The Subversive Activities Control Board concluded that the Party functionary serving as executive secretary of the American Council, stated that the American Peace Mobilization and the American Council would be mere hollow shells without the Communist Party USA and that the Party 'had to use these means to weld the people into a fighting unit so that they could wrest the power from the dying ruling class.'[9]

References

  1. Alan Casty (3 August 2009). Communism in Hollywood: The Moral Paradoxes of Testimony, Silence, and Betrayal. Scarecrow Press. pp. 44–48. ISBN 978-0-8108-6949-3. Retrieved 3 June 2013.
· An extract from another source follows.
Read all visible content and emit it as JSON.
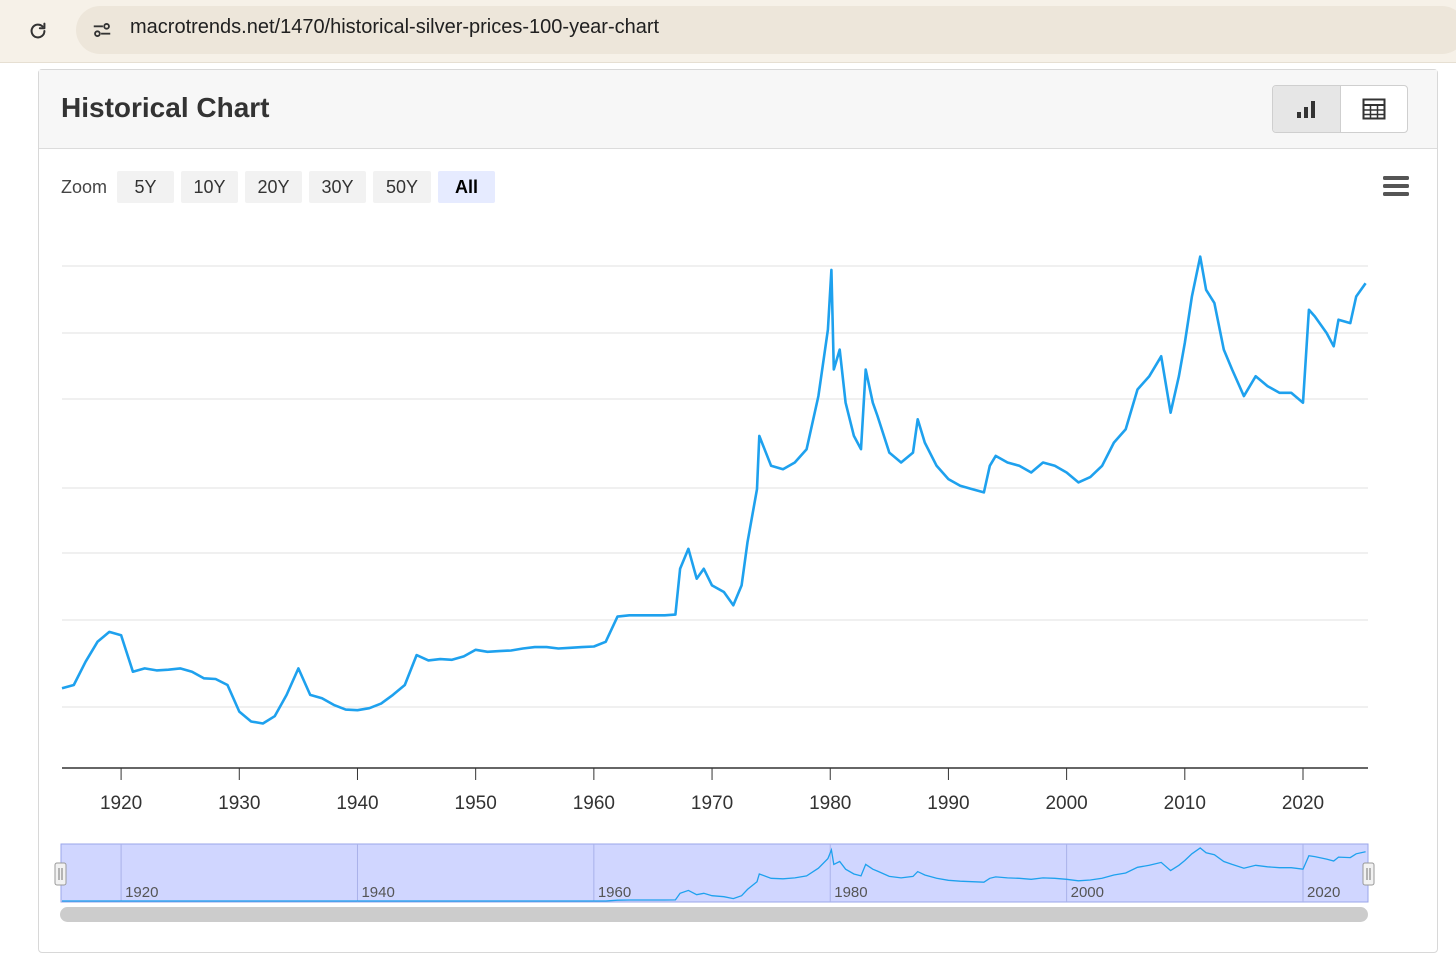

  2. Picketers Picketed, Time, June 2, 1941
  3. "White House Pickets Stop At 1,029 Hours," Washington Post, June 22, 1941
  4. Purely for Peace, Time, July 14, 1941
  5. American Peoples Mobilization Collected Records, 1940-1941, Peace Collection, Swarthmore College.
  6. The First Loyalty, Time, March 31, 1947
  7. Win the Peace for Whom? Time, September 16, 1946, (What is a Front?, response from BGen. Evans F. Carlson)
  8. Volunteer for Liberty, newsletter of the Abraham Lincoln Brigade, February 1941, Volume III, No. 2
  9. Reports of the Subversive Activities Control Board, United States Government Printing Office, 1966. Vol. 1, pg. 491.